La prise en charge des personnes âgées en phase d'urgence coronarienne ou au niveau des artères des MI ressemble de nombreuse similitudes

"La prise en charge de la personne âgée relève d’une évaluation globale, médicale, psychologique et sociale.

Plus que la recherche d’une pathologie d’organe, le diagnostic repose sur la notion d’une décompensation fonctionnelle comportant :

* Une réduction des réserves fonctionnelles liée au vieillissement et aux maladies chroniques, aboutissant à un syndrome de fragilité.
* Des facteurs aigus de décompensation qui projettent l’individu dans une situation d’insuffisance fonctionnelle.

Le syndrome de fragilité se caractérise par un risque permanent de décompensation fonctionnelle conduisant à une aggravation de l’état de santé et à la dépendance.
La prise en charge relationnelle est un prolongement indispensable de la technique médicale.
Elle contribue à prévenir chez le malade les conduites de fuite que sont la régression, la recherche de maternage et le refuge dans la maladie, tous pourvoyeurs de dépendance.

L’étape thérapeutique doit dépasser le concept de guérison pour conduire à une médecine adaptative.

Elle comporte outre le diagnostic et le traitement, la prévention à tout moment de la perte d’autonomie et en cas de dépendance installée la proposition des aides sociales nécessaires.

La spécificité de la pratique gériatrique réside dans le caractère global de la prise en charge de la personne en tenant compte de son environnement."

Particularités physiologiques et physiopathologiques

1 . 1  -  La décompensation fonctionnelle

L'état de crise du sujet âgé se présente habituellement comme une décompensation fonctionnelle : confusion ou "décompensation cérébrale aiguë", dépression ou "décompensation thymique", chute ou "décompensation posturale aiguë", "décompensation nutritionnelle", etc...

Face à la décompensation fonctionnelle, la démarche classique visant à regrouper un faisceau de symptômes sous le chapeau d'une maladie unique n'est plus adaptée.
La décompensation fonctionnelle est provoquée par la survenue de maladies chroniques et/ou aiguës sur un terrain plus ou moins fragilisé par le vieillissement.

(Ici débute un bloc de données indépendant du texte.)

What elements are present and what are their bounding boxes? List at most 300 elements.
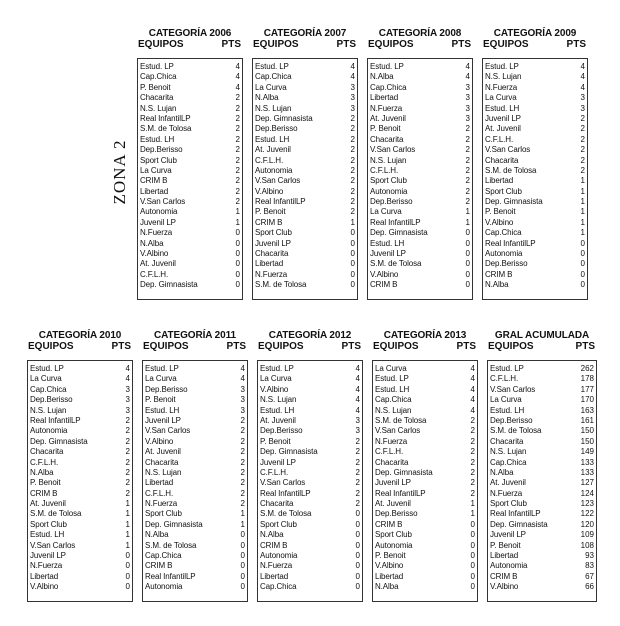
team-name: Estud. LH: [255, 134, 290, 144]
team-points: 2: [355, 478, 360, 488]
team-name: C.F.L.H.: [30, 457, 59, 467]
team-name: V.San Carlos: [255, 176, 301, 186]
table-row: [483, 135, 587, 145]
table-row: [143, 416, 247, 426]
table-header: [252, 39, 358, 50]
team-points: 0: [465, 238, 470, 248]
team-points: 1: [580, 217, 585, 227]
table-row: [483, 62, 587, 72]
table-row: [488, 572, 596, 582]
table-title: CATEGORÍA 2007: [263, 28, 347, 39]
table-row: [483, 187, 587, 197]
team-name: Estud. LP: [485, 62, 519, 71]
table-row: [28, 541, 132, 551]
table-row: [373, 364, 477, 374]
team-points: 2: [470, 488, 475, 498]
table-title: CATEGORÍA 2010: [38, 330, 122, 341]
header-equipos: EQUIPOS: [143, 341, 189, 352]
team-points: 83: [585, 561, 594, 571]
team-points: 2: [350, 124, 355, 134]
team-name: V.San Carlos: [140, 197, 186, 207]
team-name: N.Alba: [140, 238, 164, 248]
table-categoria-2006: [137, 28, 243, 290]
team-name: At. Juvenil: [255, 145, 291, 155]
team-name: La Curva: [490, 395, 522, 405]
table-row: [368, 207, 472, 217]
header-pts: PTS: [221, 39, 241, 50]
table-row: [143, 489, 247, 499]
team-name: La Curva: [140, 165, 172, 175]
table-row: [258, 530, 362, 540]
team-points: 4: [470, 364, 475, 373]
team-points: 4: [355, 384, 360, 394]
table-row: [373, 385, 477, 395]
zona-text: ZONA 2: [110, 139, 129, 205]
table-row: [488, 374, 596, 384]
team-name: Chacarita: [140, 93, 174, 103]
zona-label: [108, 132, 132, 212]
team-points: 3: [350, 93, 355, 103]
team-points: 0: [240, 582, 245, 592]
team-points: 2: [350, 165, 355, 175]
team-name: Estud. LP: [375, 374, 409, 384]
table-row: [28, 561, 132, 571]
table-row: [253, 104, 357, 114]
team-name: La Curva: [260, 374, 292, 384]
table-row: [258, 458, 362, 468]
table-row: [258, 572, 362, 582]
team-points: 0: [470, 571, 475, 581]
table-row: [373, 416, 477, 426]
team-points: 150: [580, 436, 594, 446]
table-categoria-2010: [27, 330, 133, 592]
team-name: V.Albino: [30, 582, 59, 592]
team-points: 4: [235, 62, 240, 71]
team-points: 2: [355, 447, 360, 457]
header-equipos: EQUIPOS: [28, 341, 74, 352]
table-row: [253, 114, 357, 124]
header-pts: PTS: [566, 39, 586, 50]
table-row: [28, 374, 132, 384]
table-row: [373, 541, 477, 551]
table-gral-acumulada: [487, 330, 597, 592]
table-row: [368, 156, 472, 166]
table-row: [368, 93, 472, 103]
team-name: Real InfantilLP: [255, 197, 306, 207]
table-row: [28, 395, 132, 405]
table-row: [483, 83, 587, 93]
table-title: CATEGORÍA 2008: [378, 28, 462, 39]
team-name: Cap.Chica: [140, 72, 177, 82]
team-points: 2: [350, 186, 355, 196]
table-header: [27, 341, 133, 352]
team-points: 1: [580, 228, 585, 238]
team-points: 2: [235, 103, 240, 113]
team-points: 2: [465, 197, 470, 207]
table-row: [258, 489, 362, 499]
table-title: CATEGORÍA 2013: [383, 330, 467, 341]
team-points: 0: [355, 540, 360, 550]
table-row: [28, 530, 132, 540]
team-name: N.S. Lujan: [260, 395, 297, 405]
team-name: At. Juvenil: [375, 499, 411, 509]
team-name: N.S. Lujan: [485, 72, 522, 82]
team-points: 2: [465, 165, 470, 175]
team-points: 4: [580, 72, 585, 82]
team-points: 0: [350, 269, 355, 279]
team-name: Estud. LP: [370, 62, 404, 71]
table-row: [483, 259, 587, 269]
team-points: 2: [350, 134, 355, 144]
team-points: 2: [465, 186, 470, 196]
table-row: [488, 426, 596, 436]
team-points: 1: [465, 207, 470, 217]
table-row: [28, 478, 132, 488]
team-name: N.S. Lujan: [375, 405, 412, 415]
table-row: [138, 93, 242, 103]
team-name: Autonomia: [485, 249, 523, 259]
team-points: 3: [350, 103, 355, 113]
table-row: [258, 385, 362, 395]
team-name: Autonomia: [260, 551, 298, 561]
team-name: CRIM B: [375, 519, 403, 529]
team-name: V.Albino: [485, 217, 514, 227]
team-name: Juvenil LP: [370, 249, 406, 259]
team-points: 0: [355, 551, 360, 561]
table-row: [138, 166, 242, 176]
team-name: N.Fuerza: [145, 499, 178, 509]
team-name: Libertad: [490, 551, 519, 561]
table-row: [373, 551, 477, 561]
header-pts: PTS: [341, 341, 361, 352]
standings-box: [252, 58, 358, 300]
team-name: Dep. Gimnasista: [30, 436, 88, 446]
team-points: 3: [465, 93, 470, 103]
team-points: 163: [580, 405, 594, 415]
team-points: 0: [465, 259, 470, 269]
team-points: 1: [125, 540, 130, 550]
table-title: CATEGORÍA 2012: [268, 330, 352, 341]
team-name: Dep.Berisso: [485, 259, 528, 269]
table-row: [488, 520, 596, 530]
team-name: Estud. LP: [140, 62, 174, 71]
table-row: [253, 176, 357, 186]
table-row: [373, 468, 477, 478]
team-points: 0: [355, 509, 360, 519]
team-name: Estud. LH: [140, 134, 175, 144]
table-row: [138, 197, 242, 207]
team-points: 3: [240, 405, 245, 415]
table-row: [488, 489, 596, 499]
team-name: Libertad: [370, 93, 399, 103]
team-name: N.Alba: [485, 280, 509, 290]
team-name: N.Fuerza: [370, 103, 403, 113]
team-name: At. Juvenil: [140, 259, 176, 269]
team-points: 0: [470, 540, 475, 550]
table-row: [143, 499, 247, 509]
team-name: P. Benoit: [490, 540, 521, 550]
team-points: 3: [125, 395, 130, 405]
table-row: [143, 551, 247, 561]
table-row: [483, 156, 587, 166]
table-row: [368, 72, 472, 82]
team-name: Sport Club: [485, 186, 522, 196]
team-name: Dep.Berisso: [30, 395, 73, 405]
table-row: [28, 437, 132, 447]
team-name: Juvenil LP: [140, 217, 176, 227]
team-name: Autonomia: [30, 426, 68, 436]
team-points: 0: [355, 582, 360, 592]
table-row: [488, 437, 596, 447]
team-points: 2: [350, 207, 355, 217]
team-points: 3: [355, 426, 360, 436]
table-row: [488, 395, 596, 405]
table-row: [253, 187, 357, 197]
team-points: 4: [355, 364, 360, 373]
team-points: 0: [470, 561, 475, 571]
table-row: [28, 406, 132, 416]
team-name: N.Alba: [145, 530, 169, 540]
team-name: Cap.Chica: [485, 228, 522, 238]
team-name: V.San Carlos: [260, 478, 306, 488]
table-row: [138, 62, 242, 72]
table-row: [143, 395, 247, 405]
team-name: Dep.Berisso: [260, 426, 303, 436]
table-row: [258, 561, 362, 571]
team-name: Dep. Gimnasista: [260, 447, 318, 457]
team-name: CRIM B: [260, 540, 288, 550]
table-row: [28, 499, 132, 509]
table-row: [253, 135, 357, 145]
team-points: 3: [125, 384, 130, 394]
table-row: [368, 104, 472, 114]
table-row: [258, 374, 362, 384]
team-points: 0: [125, 551, 130, 561]
team-name: S.M. de Tolosa: [30, 509, 82, 519]
team-name: Estud. LP: [255, 62, 289, 71]
team-points: 2: [240, 499, 245, 509]
table-row: [138, 207, 242, 217]
team-name: V.San Carlos: [370, 145, 416, 155]
table-row: [28, 364, 132, 374]
header-pts: PTS: [226, 341, 246, 352]
team-points: 3: [355, 415, 360, 425]
team-points: 2: [125, 488, 130, 498]
team-name: Chacarita: [255, 249, 289, 259]
team-points: 2: [470, 447, 475, 457]
team-name: P. Benoit: [30, 478, 61, 488]
team-name: N.S. Lujan: [490, 447, 527, 457]
team-points: 262: [580, 364, 594, 373]
table-row: [253, 207, 357, 217]
team-name: P. Benoit: [485, 207, 516, 217]
team-points: 2: [240, 488, 245, 498]
team-points: 2: [355, 488, 360, 498]
table-row: [143, 582, 247, 592]
header-equipos: EQUIPOS: [258, 341, 304, 352]
team-name: S.M. de Tolosa: [370, 259, 422, 269]
team-name: Real InfantilLP: [485, 238, 536, 248]
table-row: [373, 426, 477, 436]
team-name: N.Fuerza: [490, 488, 523, 498]
team-points: 2: [470, 436, 475, 446]
team-name: Real InfantilLP: [370, 217, 421, 227]
team-name: Chacarita: [375, 457, 409, 467]
team-name: Juvenil LP: [145, 415, 181, 425]
table-row: [373, 530, 477, 540]
table-row: [253, 83, 357, 93]
team-points: 3: [465, 82, 470, 92]
team-name: Juvenil LP: [260, 457, 296, 467]
table-row: [253, 124, 357, 134]
team-points: 2: [235, 155, 240, 165]
team-points: 4: [125, 364, 130, 373]
team-points: 0: [240, 551, 245, 561]
table-row: [483, 104, 587, 114]
table-row: [143, 520, 247, 530]
table-row: [483, 166, 587, 176]
team-name: C.F.L.H.: [140, 269, 169, 279]
table-row: [488, 551, 596, 561]
team-name: V.Albino: [255, 186, 284, 196]
team-name: Estud. LH: [490, 405, 525, 415]
team-points: 4: [355, 405, 360, 415]
team-points: 0: [465, 269, 470, 279]
table-row: [488, 530, 596, 540]
team-name: N.Fuerza: [375, 436, 408, 446]
table-row: [28, 416, 132, 426]
table-row: [368, 114, 472, 124]
team-name: La Curva: [145, 374, 177, 384]
team-name: V.San Carlos: [490, 384, 536, 394]
table-header: [487, 341, 597, 352]
team-name: Real InfantilLP: [260, 488, 311, 498]
table-row: [143, 458, 247, 468]
table-row: [143, 426, 247, 436]
team-name: La Curva: [485, 93, 517, 103]
table-row: [258, 520, 362, 530]
team-points: 3: [465, 113, 470, 123]
team-name: Chacarita: [485, 155, 519, 165]
team-name: V.Albino: [490, 582, 519, 592]
table-row: [368, 270, 472, 280]
team-name: C.F.L.H.: [370, 165, 399, 175]
table-row: [483, 197, 587, 207]
team-points: 0: [580, 269, 585, 279]
team-name: N.S. Lujan: [255, 103, 292, 113]
team-points: 0: [465, 228, 470, 238]
team-points: 1: [470, 499, 475, 509]
team-name: N.Alba: [370, 72, 394, 82]
table-row: [138, 228, 242, 238]
team-points: 0: [580, 238, 585, 248]
table-row: [143, 447, 247, 457]
team-name: Estud. LH: [370, 238, 405, 248]
table-row: [368, 259, 472, 269]
team-points: 133: [580, 467, 594, 477]
team-name: P. Benoit: [140, 82, 171, 92]
team-points: 1: [580, 186, 585, 196]
team-points: 0: [235, 269, 240, 279]
team-points: 2: [240, 447, 245, 457]
table-row: [143, 364, 247, 374]
team-name: S.M. de Tolosa: [490, 426, 542, 436]
table-row: [138, 124, 242, 134]
team-name: Real InfantilLP: [145, 571, 196, 581]
team-name: Real InfantilLP: [490, 509, 541, 519]
team-points: 2: [240, 426, 245, 436]
team-points: 2: [125, 447, 130, 457]
team-points: 0: [355, 519, 360, 529]
team-name: Dep. Gimnasista: [490, 519, 548, 529]
team-points: 2: [580, 165, 585, 175]
team-name: Cap.Chica: [490, 457, 527, 467]
table-row: [488, 385, 596, 395]
team-name: Sport Club: [30, 519, 67, 529]
table-row: [488, 406, 596, 416]
team-points: 127: [580, 478, 594, 488]
team-name: Estud. LP: [30, 364, 64, 373]
team-name: P. Benoit: [145, 395, 176, 405]
table-row: [373, 582, 477, 592]
table-header: [372, 341, 478, 352]
team-name: Cap.Chica: [30, 384, 67, 394]
table-categoria-2008: [367, 28, 473, 290]
table-row: [143, 478, 247, 488]
team-points: 2: [235, 145, 240, 155]
table-row: [138, 156, 242, 166]
table-title: CATEGORÍA 2006: [148, 28, 232, 39]
team-name: Juvenil LP: [485, 113, 521, 123]
team-points: 0: [235, 280, 240, 290]
table-header: [137, 39, 243, 50]
team-name: Real InfantilLP: [375, 488, 426, 498]
table-row: [258, 499, 362, 509]
table-row: [488, 364, 596, 374]
team-points: 170: [580, 395, 594, 405]
table-row: [143, 541, 247, 551]
team-points: 4: [465, 62, 470, 71]
team-name: P. Benoit: [375, 551, 406, 561]
team-points: 2: [465, 155, 470, 165]
team-points: 3: [350, 82, 355, 92]
team-points: 0: [580, 249, 585, 259]
standings-box: [137, 58, 243, 300]
team-points: 1: [125, 499, 130, 509]
team-points: 2: [235, 134, 240, 144]
team-name: Dep.Berisso: [140, 145, 183, 155]
team-points: 2: [465, 176, 470, 186]
team-name: Cap.Chica: [370, 82, 407, 92]
team-points: 4: [125, 374, 130, 384]
table-row: [28, 509, 132, 519]
team-points: 3: [580, 103, 585, 113]
team-points: 108: [580, 540, 594, 550]
team-name: Juvenil LP: [490, 530, 526, 540]
team-points: 124: [580, 488, 594, 498]
team-points: 2: [235, 165, 240, 175]
header-equipos: EQUIPOS: [488, 341, 534, 352]
team-points: 0: [355, 530, 360, 540]
team-name: Sport Club: [140, 155, 177, 165]
team-points: 2: [350, 176, 355, 186]
team-name: Dep.Berisso: [255, 124, 298, 134]
team-points: 2: [470, 415, 475, 425]
team-name: Cap.Chica: [255, 72, 292, 82]
table-row: [143, 561, 247, 571]
table-categoria-2012: [257, 330, 363, 592]
table-row: [138, 145, 242, 155]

Les concepts de décompensation et de fragilité du sujet âgé peuvent être expliqués par un schéma (figure) prenant en considération 3 éléments qui se cumulent pour aboutir à la décompensation d'une fonction (1 + 2 + 3 de J.P. Bouchon) :

1- Les effets du vieillissement qui réduisent progressivement les réserves fonctionnelles, sans jamais à eux seuls entraîner la décompensation.

2- Les affections chroniques surajoutées qui altèrent les fonctions.

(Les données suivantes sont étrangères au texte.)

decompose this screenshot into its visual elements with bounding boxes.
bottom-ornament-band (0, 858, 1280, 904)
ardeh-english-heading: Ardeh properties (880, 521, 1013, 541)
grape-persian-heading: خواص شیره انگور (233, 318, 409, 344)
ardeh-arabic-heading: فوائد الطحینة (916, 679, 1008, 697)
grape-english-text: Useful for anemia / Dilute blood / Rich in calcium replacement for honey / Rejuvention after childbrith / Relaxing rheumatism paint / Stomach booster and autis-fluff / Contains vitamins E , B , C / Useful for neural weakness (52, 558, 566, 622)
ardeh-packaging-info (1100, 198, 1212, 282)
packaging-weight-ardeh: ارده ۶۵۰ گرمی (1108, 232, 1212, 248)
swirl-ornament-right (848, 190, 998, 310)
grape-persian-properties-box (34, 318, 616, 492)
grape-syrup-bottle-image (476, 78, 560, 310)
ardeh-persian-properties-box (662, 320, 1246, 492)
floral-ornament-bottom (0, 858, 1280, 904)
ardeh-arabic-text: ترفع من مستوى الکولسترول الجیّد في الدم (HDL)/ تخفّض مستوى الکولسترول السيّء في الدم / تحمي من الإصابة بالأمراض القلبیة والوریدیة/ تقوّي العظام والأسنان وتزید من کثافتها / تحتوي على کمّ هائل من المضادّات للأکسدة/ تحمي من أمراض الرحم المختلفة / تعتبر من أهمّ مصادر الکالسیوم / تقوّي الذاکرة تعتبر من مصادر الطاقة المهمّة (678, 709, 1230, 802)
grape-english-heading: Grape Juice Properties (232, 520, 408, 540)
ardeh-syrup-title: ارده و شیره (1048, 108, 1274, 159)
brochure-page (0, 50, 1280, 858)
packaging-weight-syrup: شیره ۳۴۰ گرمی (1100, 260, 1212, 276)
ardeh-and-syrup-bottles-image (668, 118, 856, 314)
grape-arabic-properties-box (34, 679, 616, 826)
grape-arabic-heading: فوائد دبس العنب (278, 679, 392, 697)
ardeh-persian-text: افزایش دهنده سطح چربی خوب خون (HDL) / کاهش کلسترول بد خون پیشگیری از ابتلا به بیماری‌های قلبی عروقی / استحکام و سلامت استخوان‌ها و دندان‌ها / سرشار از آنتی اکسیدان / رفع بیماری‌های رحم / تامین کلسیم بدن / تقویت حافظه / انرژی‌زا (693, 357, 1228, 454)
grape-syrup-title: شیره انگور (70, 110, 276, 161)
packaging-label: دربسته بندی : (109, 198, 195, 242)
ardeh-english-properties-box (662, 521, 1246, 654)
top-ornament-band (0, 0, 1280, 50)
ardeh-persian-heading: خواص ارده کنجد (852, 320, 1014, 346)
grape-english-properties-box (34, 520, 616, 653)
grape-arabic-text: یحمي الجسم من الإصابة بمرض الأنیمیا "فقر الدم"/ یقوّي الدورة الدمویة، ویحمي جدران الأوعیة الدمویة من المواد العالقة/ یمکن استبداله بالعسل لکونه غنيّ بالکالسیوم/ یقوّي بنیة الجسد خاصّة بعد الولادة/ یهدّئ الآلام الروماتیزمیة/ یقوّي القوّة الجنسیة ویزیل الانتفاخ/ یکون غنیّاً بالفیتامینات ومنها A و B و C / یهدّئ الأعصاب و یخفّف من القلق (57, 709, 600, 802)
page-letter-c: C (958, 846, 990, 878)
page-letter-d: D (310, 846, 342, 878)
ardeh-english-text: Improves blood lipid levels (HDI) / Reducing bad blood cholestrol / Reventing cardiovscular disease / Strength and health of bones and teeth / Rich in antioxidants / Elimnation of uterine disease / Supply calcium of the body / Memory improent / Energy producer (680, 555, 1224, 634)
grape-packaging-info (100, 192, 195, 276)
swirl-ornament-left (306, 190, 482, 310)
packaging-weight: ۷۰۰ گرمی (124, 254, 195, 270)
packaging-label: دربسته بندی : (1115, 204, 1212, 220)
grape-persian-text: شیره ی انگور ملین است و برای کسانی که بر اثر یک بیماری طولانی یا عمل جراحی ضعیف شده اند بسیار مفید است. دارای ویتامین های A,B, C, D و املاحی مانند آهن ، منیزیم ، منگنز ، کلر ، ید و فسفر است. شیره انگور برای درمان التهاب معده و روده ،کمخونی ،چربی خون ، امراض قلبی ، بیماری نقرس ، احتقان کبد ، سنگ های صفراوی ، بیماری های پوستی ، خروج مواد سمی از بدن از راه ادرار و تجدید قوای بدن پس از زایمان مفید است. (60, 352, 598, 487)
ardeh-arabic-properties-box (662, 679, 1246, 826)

3- Les facteurs de décompensation qui sont souvent multiples et associés chez un même patient : affections médicales aiguës, pathologie iatrogène et stress psychologique.

Pour exemple, le syndrome confusionnel, décompensation cérébrale aiguë, est favorisé par les effets du vieillissement sur le cerveau. Les affections neuropsychiatriques
chroniques, notamment les démences, constituent le terrain de prédilection. Les facteurs déclenchants sont nombreux : troubles cardiovasculaires, métaboliques ou infectieux, iatrogénie, stress environnemental.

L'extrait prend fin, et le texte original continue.